Bits And Pieces

When was the last time you used a computer? Wait, you’re using a computing device right now, aren’t you? Of course you do, you’re reading something on it. Maybe in the background you have some music playing, and maybe you have some other tasks in the lingering around, like sending an email, finishing a report, or doing some research.

For that you use files and distinguish between them by their names. Or their visual representations, their icons. And what you think you do when you send an email is that some file was created and attached to an object that flies to another computer device.

But what you really did was stacking bits together.

If you really try and decompose what is in your computer or phone, you will end up in the same place: everything is just strings of zero and one, bits. Everything. The computer operating system is made of bits, the applications too, including the email one, and also the files. You start to get a gist of that when something crashes and your data gets corrupted. Then you see some gibberish instead of what you thought you added in those files.

These bits, these zeroes and ones, have no idea whatsoever about what they’re doing. There aren’t bits more prone to be used in an email app, rather than in a music file. They’re just zeroes and ones. They have no consciousness, no awareness, no intention. The way they are organized to convey meaning is entirely up to you. Well, I know, it’s a bit more complex than that, because the operating system was written by somebody else, the apps too, etc, so it might be more accurate the say that the zeroes and ones convey meaning by a collective effort.

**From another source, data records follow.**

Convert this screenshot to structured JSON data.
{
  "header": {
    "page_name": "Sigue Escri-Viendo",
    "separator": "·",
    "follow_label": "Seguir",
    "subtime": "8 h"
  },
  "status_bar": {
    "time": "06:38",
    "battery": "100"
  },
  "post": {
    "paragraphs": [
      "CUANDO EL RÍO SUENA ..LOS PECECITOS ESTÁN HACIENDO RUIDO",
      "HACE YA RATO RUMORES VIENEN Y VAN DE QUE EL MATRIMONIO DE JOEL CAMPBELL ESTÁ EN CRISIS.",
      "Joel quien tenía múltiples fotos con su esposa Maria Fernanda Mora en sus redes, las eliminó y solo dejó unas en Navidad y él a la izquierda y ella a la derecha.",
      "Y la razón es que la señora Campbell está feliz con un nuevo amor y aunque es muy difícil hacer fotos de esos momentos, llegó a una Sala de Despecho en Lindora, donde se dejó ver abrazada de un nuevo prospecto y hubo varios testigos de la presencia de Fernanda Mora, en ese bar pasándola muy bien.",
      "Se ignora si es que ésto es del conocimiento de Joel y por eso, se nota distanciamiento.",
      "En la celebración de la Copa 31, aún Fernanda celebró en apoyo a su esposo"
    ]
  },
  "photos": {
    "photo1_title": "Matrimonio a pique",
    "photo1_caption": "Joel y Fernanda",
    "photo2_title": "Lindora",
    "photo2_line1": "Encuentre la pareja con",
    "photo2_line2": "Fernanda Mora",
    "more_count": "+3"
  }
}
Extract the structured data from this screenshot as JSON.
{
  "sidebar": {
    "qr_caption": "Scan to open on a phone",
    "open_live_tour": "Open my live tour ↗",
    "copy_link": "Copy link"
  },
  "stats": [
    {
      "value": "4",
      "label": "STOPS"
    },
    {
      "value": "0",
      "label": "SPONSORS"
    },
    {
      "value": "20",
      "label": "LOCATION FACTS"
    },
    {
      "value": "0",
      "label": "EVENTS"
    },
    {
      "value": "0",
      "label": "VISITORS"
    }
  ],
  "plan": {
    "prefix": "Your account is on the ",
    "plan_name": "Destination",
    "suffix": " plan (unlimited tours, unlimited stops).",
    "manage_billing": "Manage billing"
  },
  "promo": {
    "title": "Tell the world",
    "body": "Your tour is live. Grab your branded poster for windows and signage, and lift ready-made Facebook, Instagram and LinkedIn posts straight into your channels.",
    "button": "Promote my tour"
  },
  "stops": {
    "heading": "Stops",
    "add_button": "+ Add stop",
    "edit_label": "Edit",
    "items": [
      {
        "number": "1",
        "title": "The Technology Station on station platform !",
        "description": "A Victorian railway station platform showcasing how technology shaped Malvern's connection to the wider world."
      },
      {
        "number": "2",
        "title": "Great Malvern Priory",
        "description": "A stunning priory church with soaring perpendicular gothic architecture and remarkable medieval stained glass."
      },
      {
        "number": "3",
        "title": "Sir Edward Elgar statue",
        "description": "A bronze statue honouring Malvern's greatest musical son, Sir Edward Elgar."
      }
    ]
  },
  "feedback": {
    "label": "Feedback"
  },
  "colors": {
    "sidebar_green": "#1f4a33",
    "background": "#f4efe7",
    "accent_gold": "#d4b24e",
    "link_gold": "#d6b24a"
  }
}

It’s a common reality build entirely with zeroes and ones.

I find this fascinating.

Because it’s the same thing with what Buddhism denotes by “emptiness”. The fabric of what we call reality is not the reality we think it is. It’s empty of meaning just like the strings of zero and one have no awareness, no consciousness. The matter of reality is inert, what makes it alive is our intention. Subsequently, our collective effort creates a common pool of experiences, that we can identify more or less the same (also known as Samsara).

We may think we’re having this and that experience, but what we’re really doing is stacking up empty forms into empty forms, just like we’re stacking bits when we’re sending an email. We’re injecting meaning into something and then combine it with other previous meanings and we form a representation. This representation is not reality. Reality is empty.

Which means you can create anything.